Rascal Flatts’ Gary LeVox Hands Over the Reins to a Higher Power on Powerful Solo EP ‘One on One’
Gary LeVox has been here before.
Thanks to a career that has already spanned 20-plus years, the Ohio native has felt the frenzy that comes with the release of a long-awaited new album many, many times.
But he’s never felt something quite like this.
“Yeah, this feels completely different,” LeVox tells Taste of Country on the day before the May 21 release of his new EP, One on One. “I mean, this is my first solo record and my first gospel record.”
The other obvious truth? This is also the first one without his Rascal Flatts bandmates Jay DeMarcus and Joe Don Rooney by his side.
“It was so freeing to go, ‘All right, this is what I want to do,” LeVox states. “Nothing was hard about this record like it usually is. I wasn’t going through thousands of songs. I mean, the song process is hard enough. There is a lot of good songs and then there are great songs, but those incredible songs are tough to get. And then, when you have three people’s opinions on them, that makes it even tougher. I had full rein. If I loved it, I did it. I didn’t have to ask anyone.”
Take, for example, LeVox' decision to include the impressive voice of his 20-year-old daughter, aspiring music artist Brittany LeVox, on one of the true standouts of the EP titled “While I Wait.”
“I loved it as soon as I heard it, so I was playing it a bunch,” LeVox says of the song written by Ethan Hulse, Colby Wedgeworth and Tauren Wells. “Brittany started singing the song around the house, and one day I was just like, ‘I want to put you on this thing,’ and she was like, ‘Daddy, are you serious?’”
Yes, he was totally serious. The father-daughter duo with talent pouring out of their God-given genes soon headed into the studio, making for quite the emotional moment for LeVox.
“As a dad, it was hard not to cry,” LeVox says of hearing his daughter’s voice for the first time on the finished track. “I’m just so proud of her. She’s a woman now. She’s not the little kid just singing to Justin Bieber anymore," he adds with a laugh. "It’s crazy.”
Another crazy good collaboration on the album is on the enlightening song “All I See,” where LeVox and rising country artist Breland swap amazing vocal runs while making some gospel magic.
“There is some singing going on, on that song,” LeVox says with a laugh of the song that he wrote alongside Breland and Matthew McVaney in a span of just "twenty minutes or so."
“He sang his face off. I was like, well shoot, I’m going to have to go back in and re-sing some of my stuff," he says with another laugh. "He was coming in hot.”

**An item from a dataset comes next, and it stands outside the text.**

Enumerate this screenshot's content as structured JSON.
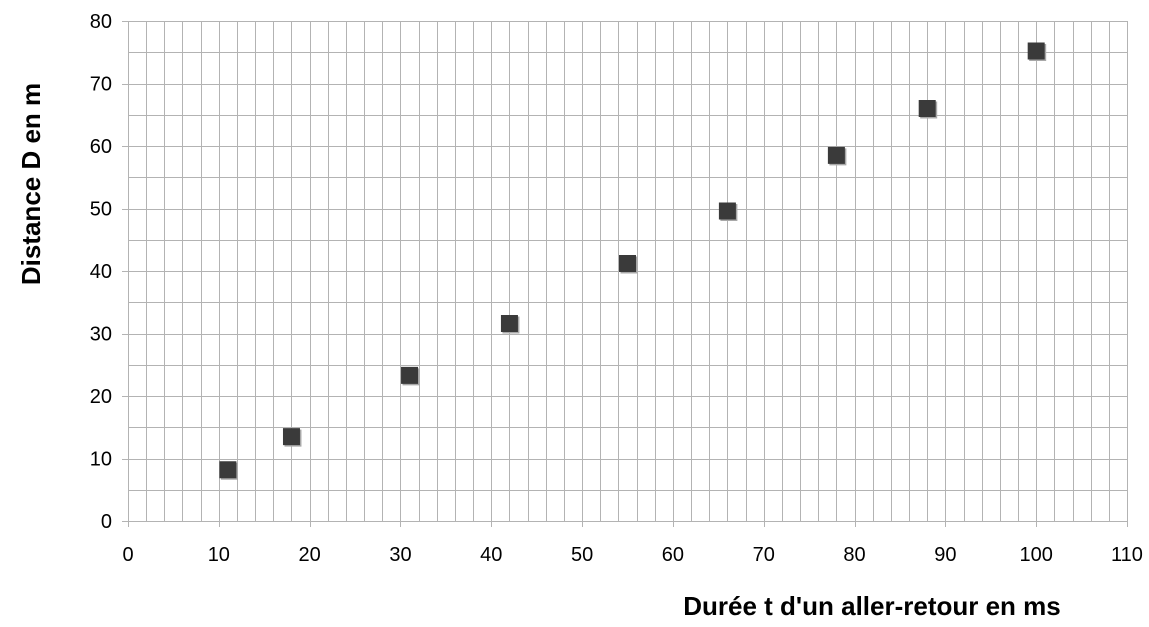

Add that to the post-pandemic-worthy anthem “The Distance,” which is heading to Christian radio on June 11, along with the current country radio success of Rascal Flatts’ possible swan song, “How They Remember You,” and LeVox has no doubt that a higher power continues to be in play in his life.
“The Lord’s hand is all over this,” shares LeVox, who says he has also already completed a solo country album he hopes to release this fall. “That’s how it is when you let God take the reins. You don’t take them back. Let Him have his way. He’s always got a purpose and a plan.”